Like a well fit belt, God's presence encircles us, supports us, and tucks in our comely parts. And it does so without cinching us so tightly that we cannot move. Rather, He gives us room to be comfortable, to move freely, confidently, knowing He is holding us up and holding us together. Right there, at the center of our being.
“For in him we live and move and have our being” (Acts 17:28, NIV).
"So do not fear, for I am with you; do not be dismayed, for I am your God. I will strengthen you and help you; I will uphold you with my righteous right hand" (Isaiah 41:10, NIV).
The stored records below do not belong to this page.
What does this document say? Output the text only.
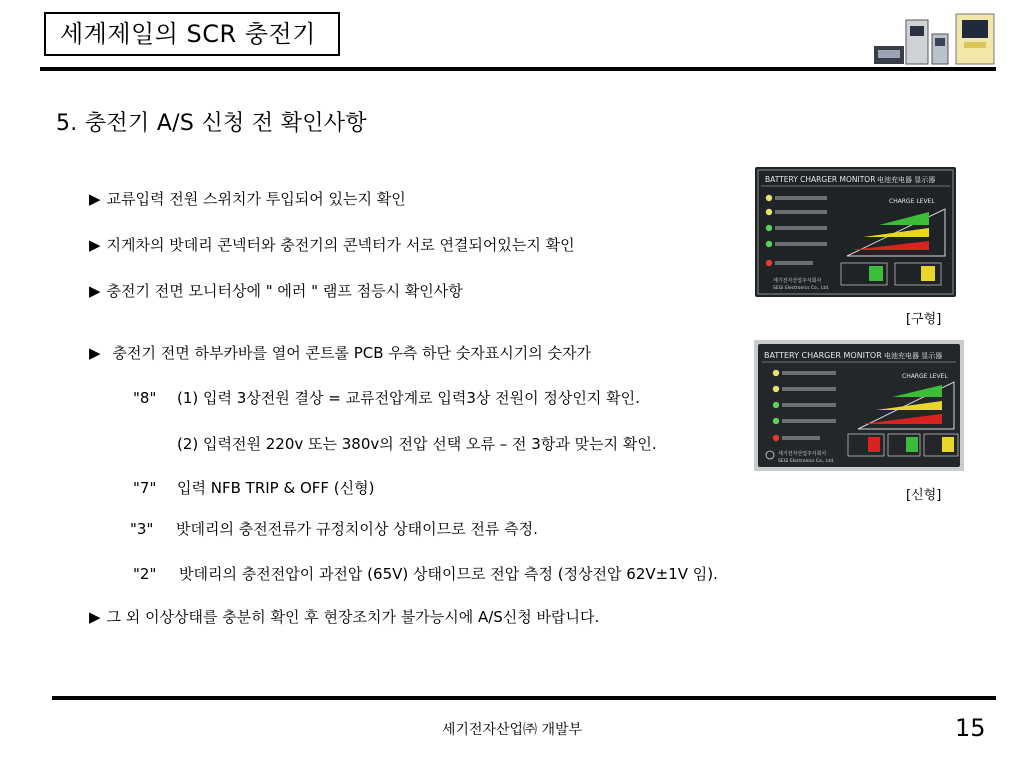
세계제일의 SCR 충전기
5. 충전기 A/S 신청 전 확인사항
▶ 교류입력 전원 스위치가 투입되어 있는지 확인
▶ 지게차의 밧데리 콘넥터와 충전기의 콘넥터가 서로 연결되어있는지 확인
▶ 충전기 전면 모니터상에 " 에러 " 램프 점등시 확인사항
▶ 충전기 전면 하부카바를 열어 콘트롤 PCB 우측 하단 숫자표시기의 숫자가
"8" (1) 입력 3상전원 결상 = 교류전압계로 입력3상 전원이 정상인지 확인.
(2) 입력전원 220v 또는 380v의 전압 선택 오류 – 전 3항과 맞는지 확인.
"7" 입력 NFB TRIP & OFF (신형)
"3" 밧데리의 충전전류가 규정치이상 상태이므로 전류 측정.
"2" 밧데리의 충전전압이 과전압 (65V) 상태이므로 전압 측정 (정상전압 62V±1V 임).
▶ 그 외 이상상태를 충분히 확인 후 현장조치가 불가능시에 A/S신청 바랍니다.
BATTERY CHARGER MONITOR 电池充电器 显示器
CHARGE LEVEL
세기전자산업주식회사
SEGI Electronics Co., Ltd.
[구형]
BATTERY CHARGER MONITOR 电池充电器 显示器
CHARGE LEVEL
세기전자산업주식회사
SEGI Electronics Co., Ltd.
[신형]
세기전자산업㈜ 개발부	15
And what about Jesus? He looks safe enough as a baby in a manger. But it's a different matter when we catch our first good look at the Christ of Easter. The betrayal, the beating, the crucifixion, and even more intimidating, the message—we are all sinners in need of a Savior.
It is at that moment that most take several quick steps backward, content to view Christ from afar.
“Let us draw near to God with a sincere heart and with the full assurance that faith brings, having our hearts sprinkled to cleanse us from a guilty conscience and having our bodies washed with pure water” (Hebrews 10:22).
"You are chatting with a friend in a coffee shop," proposes Bernard Asbell:
If you are Americans chatting in a coffee shop in Gainesville, Florida, you probably touch each other twice an hour.
If you are English and chatting in a London coffee shop, you probably do not touch at all.
If you are French and chatting in a Parisian cafe, you touch each other 110 times an hour.
If you are Puerto Rican and chatting in a San Juan coffee shop, you touch each other 180 times an hour.*
"Each of us," says Asbell, "protects his feelings of safety and comfort by living in a 'bubble' of protective space that we unconsciously maintain around ourselves--'an area with an invisible boundary … into which intruders may not come,' says Robert Sommer, a leading researcher of 'personal space.' …
Anyone entering this buffer zone makes us feel jittery, particularly if the intruder is a stranger, and we hastily adjust our protective distance even as we carry on doing something else."
*Based on research by Sidney M. Jourard, "Touch" Study, 1966.
In your relationship with God, with whom do you identify? Are you more like a Puerto Rican who reaches out to touch Him some three times a minute? Or are you more like a Brit who holds God at bay in your "bubble of protective space?"
"Draw near to God, and he will draw near to you" (James 4:8, NASB).